Par Mustapha Abou Ibadallah
À El Jadida, certains souvenirs ne disparaissent jamais. Ils restent attachés à des visages, à des lieux, à des conversations et à cette atmosphère particulière qui faisait de la ville un véritable espace de rencontres et d’amitié.
Parmi ces souvenirs, il y a ma relation avec Abdelhafid et Bouafi, deux hommes qui appartenaient à deux univers différents, mais qui ont occupé une place particulière dans ma mémoire.
Abdelhafid, c’était d’abord Le Tit, ce célèbre restaurant d’El Jadida où beaucoup d’amis avaient leurs habitudes. Le lieu était bien plus qu’un simple restaurant. C’était un point de rencontre, un rendez-vous presque incontournable pour ceux qui voulaient se retrouver, discuter, refaire le monde ou simplement partager un moment de convivialité.
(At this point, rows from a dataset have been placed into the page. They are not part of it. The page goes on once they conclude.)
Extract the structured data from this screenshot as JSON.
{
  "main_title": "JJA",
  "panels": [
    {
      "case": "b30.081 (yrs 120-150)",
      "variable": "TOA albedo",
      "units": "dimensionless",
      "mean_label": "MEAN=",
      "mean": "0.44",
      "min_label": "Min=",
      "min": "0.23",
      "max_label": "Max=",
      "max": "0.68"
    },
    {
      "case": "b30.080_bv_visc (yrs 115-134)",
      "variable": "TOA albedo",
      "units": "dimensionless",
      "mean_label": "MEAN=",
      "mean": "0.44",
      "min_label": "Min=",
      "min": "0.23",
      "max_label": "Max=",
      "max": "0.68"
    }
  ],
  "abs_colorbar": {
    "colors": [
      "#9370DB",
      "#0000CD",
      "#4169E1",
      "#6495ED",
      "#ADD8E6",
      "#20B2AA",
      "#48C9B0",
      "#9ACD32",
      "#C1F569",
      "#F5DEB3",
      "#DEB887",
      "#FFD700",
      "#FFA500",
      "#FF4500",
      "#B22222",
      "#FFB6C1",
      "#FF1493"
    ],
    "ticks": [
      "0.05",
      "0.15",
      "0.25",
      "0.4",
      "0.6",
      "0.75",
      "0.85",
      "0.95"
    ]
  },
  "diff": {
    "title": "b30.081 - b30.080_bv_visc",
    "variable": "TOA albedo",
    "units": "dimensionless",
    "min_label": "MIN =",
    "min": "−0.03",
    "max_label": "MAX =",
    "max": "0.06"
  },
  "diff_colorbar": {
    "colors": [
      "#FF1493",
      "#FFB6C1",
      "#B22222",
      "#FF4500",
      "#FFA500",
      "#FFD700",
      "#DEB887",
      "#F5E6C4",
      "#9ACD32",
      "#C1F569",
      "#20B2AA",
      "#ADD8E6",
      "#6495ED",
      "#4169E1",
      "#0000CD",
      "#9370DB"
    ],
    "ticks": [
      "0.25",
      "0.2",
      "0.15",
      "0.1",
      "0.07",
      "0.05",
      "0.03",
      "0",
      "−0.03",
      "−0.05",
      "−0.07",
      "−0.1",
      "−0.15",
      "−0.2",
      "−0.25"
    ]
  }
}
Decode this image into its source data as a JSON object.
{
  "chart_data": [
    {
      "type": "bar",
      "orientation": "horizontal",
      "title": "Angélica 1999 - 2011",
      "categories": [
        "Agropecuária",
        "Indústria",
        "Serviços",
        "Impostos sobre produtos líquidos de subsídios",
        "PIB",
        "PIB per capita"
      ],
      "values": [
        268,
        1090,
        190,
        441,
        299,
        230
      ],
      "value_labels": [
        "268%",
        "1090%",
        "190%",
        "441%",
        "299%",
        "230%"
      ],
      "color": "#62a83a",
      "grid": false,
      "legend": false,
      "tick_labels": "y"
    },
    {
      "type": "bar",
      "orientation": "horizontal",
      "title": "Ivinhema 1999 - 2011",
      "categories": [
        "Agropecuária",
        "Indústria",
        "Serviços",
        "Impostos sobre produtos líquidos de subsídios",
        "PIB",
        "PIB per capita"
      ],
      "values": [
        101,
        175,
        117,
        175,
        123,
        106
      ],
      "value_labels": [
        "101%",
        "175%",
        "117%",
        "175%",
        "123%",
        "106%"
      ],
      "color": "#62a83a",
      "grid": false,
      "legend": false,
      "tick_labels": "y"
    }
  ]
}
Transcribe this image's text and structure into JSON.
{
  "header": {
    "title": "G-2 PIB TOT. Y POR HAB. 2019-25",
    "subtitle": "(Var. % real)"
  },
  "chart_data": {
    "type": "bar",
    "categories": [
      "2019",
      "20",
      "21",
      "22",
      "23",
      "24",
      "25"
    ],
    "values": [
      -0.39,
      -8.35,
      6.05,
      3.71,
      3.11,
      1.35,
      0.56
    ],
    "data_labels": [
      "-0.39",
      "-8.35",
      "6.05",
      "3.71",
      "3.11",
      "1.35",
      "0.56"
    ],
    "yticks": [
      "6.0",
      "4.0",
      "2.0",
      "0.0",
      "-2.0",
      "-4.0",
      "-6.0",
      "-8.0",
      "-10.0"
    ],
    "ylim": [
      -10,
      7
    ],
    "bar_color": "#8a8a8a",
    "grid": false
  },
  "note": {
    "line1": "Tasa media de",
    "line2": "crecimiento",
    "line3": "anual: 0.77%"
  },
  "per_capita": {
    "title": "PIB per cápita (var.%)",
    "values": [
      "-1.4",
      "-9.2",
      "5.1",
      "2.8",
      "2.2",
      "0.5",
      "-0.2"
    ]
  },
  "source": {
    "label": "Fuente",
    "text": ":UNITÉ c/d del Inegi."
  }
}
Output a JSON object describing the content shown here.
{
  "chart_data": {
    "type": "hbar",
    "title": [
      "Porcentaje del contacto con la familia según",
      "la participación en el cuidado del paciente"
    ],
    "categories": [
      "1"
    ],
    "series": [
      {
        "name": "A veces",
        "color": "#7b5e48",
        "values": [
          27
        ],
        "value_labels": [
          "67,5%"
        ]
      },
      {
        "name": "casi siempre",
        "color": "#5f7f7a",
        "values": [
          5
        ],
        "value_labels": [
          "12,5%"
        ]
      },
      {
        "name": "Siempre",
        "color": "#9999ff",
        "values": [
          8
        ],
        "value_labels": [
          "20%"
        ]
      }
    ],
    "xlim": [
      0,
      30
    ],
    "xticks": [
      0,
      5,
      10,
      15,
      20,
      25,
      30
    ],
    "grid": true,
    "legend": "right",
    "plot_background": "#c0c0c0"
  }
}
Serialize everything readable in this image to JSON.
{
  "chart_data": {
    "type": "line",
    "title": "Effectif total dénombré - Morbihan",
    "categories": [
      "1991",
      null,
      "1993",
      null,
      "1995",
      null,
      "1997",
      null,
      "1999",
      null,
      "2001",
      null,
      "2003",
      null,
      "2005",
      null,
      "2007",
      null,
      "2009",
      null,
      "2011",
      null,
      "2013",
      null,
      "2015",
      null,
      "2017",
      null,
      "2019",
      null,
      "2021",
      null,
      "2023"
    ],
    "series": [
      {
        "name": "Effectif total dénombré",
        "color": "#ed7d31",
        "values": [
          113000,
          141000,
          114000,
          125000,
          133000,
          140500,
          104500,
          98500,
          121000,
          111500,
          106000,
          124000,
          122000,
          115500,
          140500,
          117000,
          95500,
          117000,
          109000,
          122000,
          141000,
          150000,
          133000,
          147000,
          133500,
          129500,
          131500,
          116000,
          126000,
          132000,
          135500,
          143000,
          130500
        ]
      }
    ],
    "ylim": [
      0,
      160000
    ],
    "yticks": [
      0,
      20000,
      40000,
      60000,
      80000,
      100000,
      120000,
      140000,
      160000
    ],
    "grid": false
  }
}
On y croisait des sportifs, des journalistes, des intellectuels, des amis de longue date et des personnages qui faisaient la vie quotidienne de la cité. Abdelhafid était au cœur de cette ambiance. À travers Le Tit, il avait créé, peut-être sans même le chercher, un véritable lieu de sociabilité jadidi.
Puis il y avait Bouafi, le handballeur de l’EJUC. Avec lui, c’est un autre pan de mes souvenirs qui revient : celui du sport, de la jeunesse et de cette passion qui animait les sportifs d’El Jadida.
L’EJUC occupait alors une place importante dans la vie sportive de la ville, et Bouafi représentait cette génération de joueurs qui pratiquaient leur discipline avec enthousiasme, camaraderie et fierté. Le handball était pour eux bien plus qu’un simple sport : c’était une école de vie et un formidable moyen de créer des liens.
Abdelhafid et Bouafi étaient différents par leurs activités, mais ils avaient un point commun : ils appartenaient à cette El Jadida humaine et chaleureuse qui savait rapprocher les gens.
Lorsque je repense aujourd’hui à cette époque, je mesure combien ces rencontres ont compté. Les années passent, les lieux changent, les visages se font plus rares, mais certains souvenirs demeurent intacts.
Et c’est peut-être cela, finalement, la véritable richesse d’une ville : les hommes et les femmes qui ont traversé notre vie et qui, longtemps après, continuent de faire partie de notre mémoire.